This is heavy-duty healthy.
Quinoa (pronounced keen-wah) looks like a grain (and the label says it's a grain) but it's really the seeds of a plant that is in the spinach family.
Quinoa-Spinach Patties
Makes 4 patties, 236 calories each.
1/2 cup uncooked quinoa
1 cup water
2 eggs, whisked
1/4 cup Parmesan cheese
2 tbsp finely minced onion
1 clove garlic, minced
1/4 teaspoon kosher salt
1/2 cup steamed spinach, chopped (frozen is fine) see note
1/2 cup plain breadcrumbs (for GF, be sure to use GF breadcrumbs)
1 teaspoon olive oil fry frying
Poached eggs to serve on top.
Put the quinoa and water in a covered saucepan and cook 20 minutes. Let cool slightly while you combine the other ingredients except the olive oil. Stir in the quinoa and form into patties. Heat the oil in a non-stick skillet until almost smoking, put in the patties and brown on one side (turn the heat down a bit if you need to). Turn over and brown the other side. Meanwhile, poach the eggs. Serve the patties with an egg on top.

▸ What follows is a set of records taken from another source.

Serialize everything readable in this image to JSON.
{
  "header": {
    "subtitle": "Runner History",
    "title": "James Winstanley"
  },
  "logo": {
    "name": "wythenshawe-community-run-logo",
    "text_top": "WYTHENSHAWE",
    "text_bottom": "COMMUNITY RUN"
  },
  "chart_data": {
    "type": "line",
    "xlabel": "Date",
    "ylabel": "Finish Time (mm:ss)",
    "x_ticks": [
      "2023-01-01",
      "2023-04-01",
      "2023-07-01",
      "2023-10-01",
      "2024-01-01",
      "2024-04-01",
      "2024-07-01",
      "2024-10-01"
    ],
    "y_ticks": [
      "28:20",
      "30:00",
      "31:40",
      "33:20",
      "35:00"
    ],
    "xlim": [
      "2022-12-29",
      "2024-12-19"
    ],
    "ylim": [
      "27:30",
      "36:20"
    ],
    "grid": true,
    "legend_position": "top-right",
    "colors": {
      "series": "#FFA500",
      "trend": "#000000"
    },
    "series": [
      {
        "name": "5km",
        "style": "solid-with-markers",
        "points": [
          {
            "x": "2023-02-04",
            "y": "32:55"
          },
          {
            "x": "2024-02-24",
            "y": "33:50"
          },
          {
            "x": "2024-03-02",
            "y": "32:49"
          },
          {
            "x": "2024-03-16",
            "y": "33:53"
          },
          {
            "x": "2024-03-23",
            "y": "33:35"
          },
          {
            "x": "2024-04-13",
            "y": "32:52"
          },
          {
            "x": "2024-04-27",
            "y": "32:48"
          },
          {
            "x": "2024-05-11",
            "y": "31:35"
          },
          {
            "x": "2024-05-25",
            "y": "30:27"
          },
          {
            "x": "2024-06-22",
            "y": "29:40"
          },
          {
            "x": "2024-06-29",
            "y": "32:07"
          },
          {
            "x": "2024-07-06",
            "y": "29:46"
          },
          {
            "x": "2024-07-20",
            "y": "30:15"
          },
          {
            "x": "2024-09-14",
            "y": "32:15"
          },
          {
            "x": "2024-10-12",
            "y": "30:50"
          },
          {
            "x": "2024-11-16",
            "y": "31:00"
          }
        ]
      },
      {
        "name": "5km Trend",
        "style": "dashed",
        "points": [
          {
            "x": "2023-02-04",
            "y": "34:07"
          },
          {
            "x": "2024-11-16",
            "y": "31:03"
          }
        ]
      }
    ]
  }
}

Note: I used fresh spinach, didn't pre-cook it, just chopped it in the food processor. I think if you are using cooked or thawed frozen spinach, you should try to get some of the moisture out of it.
Not everyone likes eggs, so I think you could serve these with a hollandaise type sauce - lemon and cheese. We feel so healthy now.
Here's an idea for cauliflower: chop it coarsely and pulse in the food processor until the size and consistency of couscous.
Cauliflower Couscous
2 onions, peeled & chopped
1 cauliflower
2 teaspoons ground coriander
1 bunch cilantro, leaves without stems
Soften onion with a little oil in a large frying pan over a medium heat. Stirring occasionally it will take between 5-10 minutes.
Grate cauliflower using your food processor, or use steel blade to chop fine.
When the onion is soft add cauliflower and coriander to the pan. Continue to cook, stirring occasionally until cauliflower is soft and starting to brown – about 5 minutes.
Season. Serve topped with cilantro and crumbled goats cheese if desired.
VARIATIONS
vegan / dairy-free – replace goats cheese with avocado or roasted pine nuts.
budget – replace goats cheese with ricotta, yoghurt or cottage cheese.
carnivore – serve as a side dish to roast chicken, grilled chicken breasts or lamb cutlets.